Microsoft is facing renewed anti-trust investigations by the European Union (EU), according to sources close to the matter.
The company is already being investigated over its bundling of Internet Explorer (IE) with Windows. Now an old case concerning complaints that Microsoft does not allow rival products to work with its Word and Excel suites has been revived in order to secure an outcome before EU competition commissioner, Neelie Kroes, leaves office.
An executive close to the case said the EU wants to complete its Microsoft antitrust investigations before Kroes stands down in order to avoid an ineffectual outcome, like in 2004.
In that year the EU ruled that Microsoft should not be allowed to bundle all versions of Windows with the company's Media Player product. Microsoft was ordered to sell one version of Windows with the player and one version without, but hardly any versions of Windows without the player was sold, said the executive.
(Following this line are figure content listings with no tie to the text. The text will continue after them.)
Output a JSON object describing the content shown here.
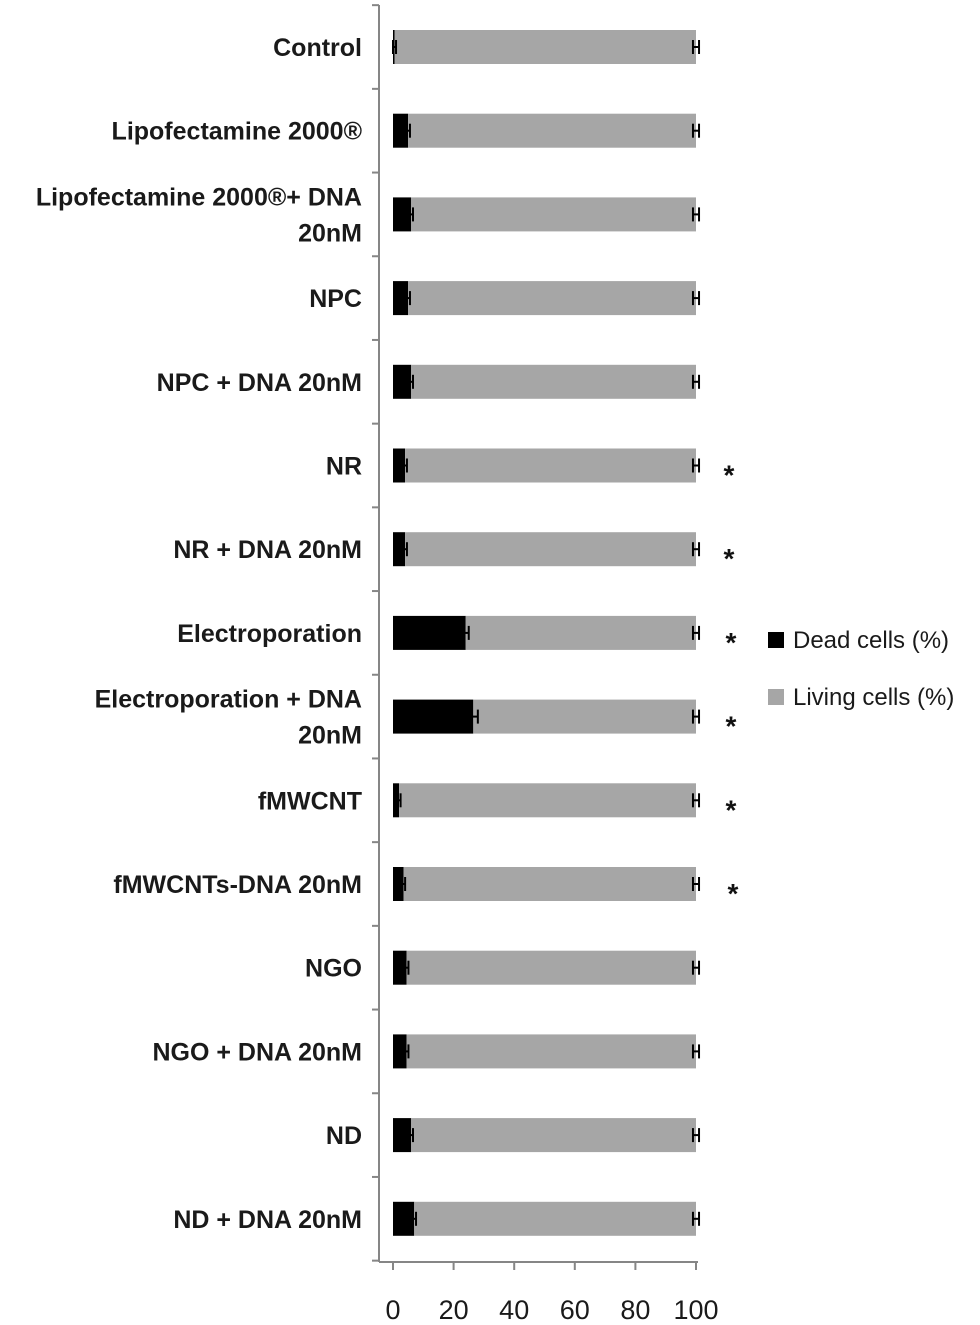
{
  "chart_data": {
    "type": "bar",
    "orientation": "horizontal",
    "stacked": true,
    "categories": [
      "Control",
      "Lipofectamine 2000®",
      "Lipofectamine 2000®+ DNA 20nM",
      "NPC",
      "NPC + DNA 20nM",
      "NR",
      "NR + DNA 20nM",
      "Electroporation",
      "Electroporation + DNA 20nM",
      "fMWCNT",
      "fMWCNTs-DNA 20nM",
      "NGO",
      "NGO + DNA 20nM",
      "ND",
      "ND + DNA 20nM"
    ],
    "category_lines": [
      [
        "Control"
      ],
      [
        "Lipofectamine 2000®"
      ],
      [
        "Lipofectamine 2000®+ DNA",
        "20nM"
      ],
      [
        "NPC"
      ],
      [
        "NPC + DNA 20nM"
      ],
      [
        "NR"
      ],
      [
        "NR + DNA 20nM"
      ],
      [
        "Electroporation"
      ],
      [
        "Electroporation + DNA",
        "20nM"
      ],
      [
        "fMWCNT"
      ],
      [
        "fMWCNTs-DNA 20nM"
      ],
      [
        "NGO"
      ],
      [
        "NGO + DNA 20nM"
      ],
      [
        "ND"
      ],
      [
        "ND + DNA 20nM"
      ]
    ],
    "series": [
      {
        "name": "Dead cells (%)",
        "color": "#000000",
        "values": [
          0.5,
          5,
          6,
          5,
          6,
          4,
          4,
          24,
          26.5,
          2,
          3.5,
          4.5,
          4.5,
          6,
          7
        ],
        "errors": [
          0.5,
          0.6,
          0.6,
          0.6,
          0.6,
          0.6,
          0.6,
          1,
          1.5,
          0.5,
          0.5,
          0.6,
          0.6,
          0.6,
          0.6
        ]
      },
      {
        "name": "Living cells (%)",
        "color": "#a6a6a6",
        "values": [
          99.5,
          95,
          94,
          95,
          94,
          96,
          96,
          76,
          73.5,
          98,
          96.5,
          95.5,
          95.5,
          94,
          93
        ],
        "errors": [
          1,
          1,
          1,
          1,
          1,
          1,
          1,
          1,
          1,
          1,
          1,
          1,
          1,
          1,
          1
        ]
      }
    ],
    "significance": [
      "",
      "",
      "",
      "",
      "",
      "*",
      "*",
      "*",
      "*",
      "*",
      "*",
      "",
      "",
      "",
      ""
    ],
    "xlim": [
      0,
      100
    ],
    "xticks": [
      "0",
      "20",
      "40",
      "60",
      "80",
      "100"
    ],
    "xticks_values": [
      0,
      20,
      40,
      60,
      80,
      100
    ],
    "xlabel": "",
    "ylabel": "",
    "title": "",
    "grid": false,
    "legend_position": "right"
  }
}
According to a report by Bloomberg Microsoft restarted discussions with EU officials on the IE case after cancelling a previous hearing in June.
Microsoft rivals Google and Mozilla are reported to have been invited to submit their views to the EU court. The companies were granted "interested third party" status earlier this year by the European Commission that allows them to join the case.
Microsoft, Google and Mozilla could not provide further comment.
The news follows an announcement by Microsoft in June that it would ship a special version of Windows 7 purely for European customers that does not contain IE 8. It remains unclear whether the EU will have a case to take more action.